На освещенной тремя электрическими лампочками площадке, напротив дома Абросимовых, играл на аккордеоне быстрый фокстрот Кузьма Петухов. Парни и девушки гулко притоптывали в такт музыке, слышался смех. Снаружи, прижав к ограде носы, смотрели на танцующих мальчишки и девчонки, которых еще не пускали на площадку. Коренастый, с рыжим чубом над правым глазом, Кузьма, казалось, врос в табуретку, на которой сидел. Трофейный аккордеон на его коленях сверкал никелем, переливался перламутром, ловкие пальцы музыканта бегали по многочисленным пуговкам и клавишам. Резкие мощные аккорды, казалось, взлетали к самым звездам.
Кузьма был сыном погибшего на фронте баяниста Петра Петухова, — видно, от отца передалось ему это искусство, вон как ловко бегают его пальцы по кнопкам и клавишам!
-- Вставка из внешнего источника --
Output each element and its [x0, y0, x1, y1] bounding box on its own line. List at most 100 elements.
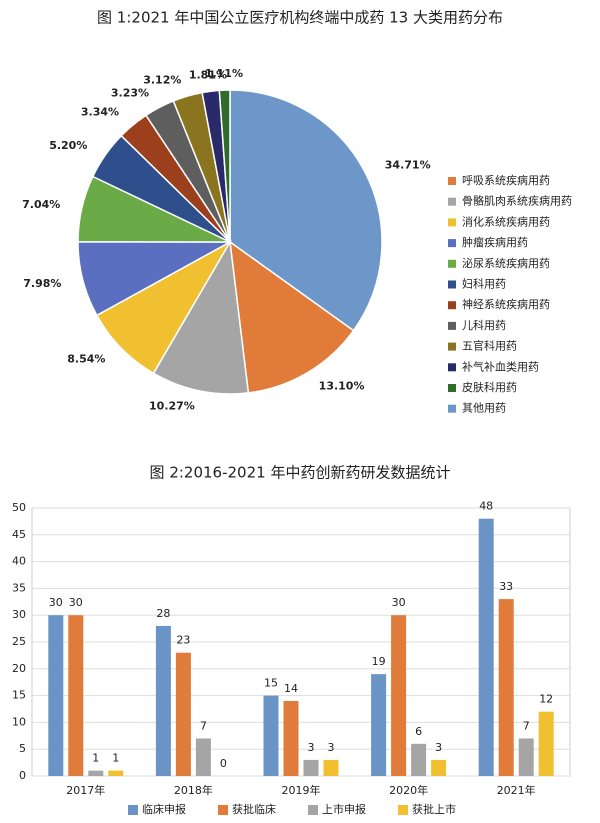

Вадим с интересом смотрел на танцующих. Смотреть интереснее, чем танцевать. В театре он научился разным танцам, но желания войти в круг не испытывал. Народу на площадке набилось много, пары толкались, задевали локтями друг друга. Павел, почти на голову возвышаясь над всеми, танцевал с круглолицей голубоглазой девушкой в светлой кофточке с плечиками и в узкой коричневой юбке. Она едва доставала до плеча своему кавалеру. Девушка поднимала к нему лицо и, смеясь, что-то говорила. Тоненькая, стройная, глаза блестят. Она казалась школьницей, случайно попавшей сюда. Почти у всех девушек — короткая шестимесячная завивка, а у парней — полубокс с чисто выбритыми висками. В городе женщины носят длинные платья и юбки, а до Андреевки, видно, мода еще не докатилась, здесь юбки были чуть ниже колен.
Девушку Павла звали Лидой Добычиной. Вообще-то она была Михалевой, но мать после смерти мужа снова взяла свою девичью фамилию. В поселке поговаривали, что Лида — дочь Леонида Супроновича, ведь ни для кого не было секретом, что старший полицай ходил к ее матери Любе Добычиной в любое время дня и ночи.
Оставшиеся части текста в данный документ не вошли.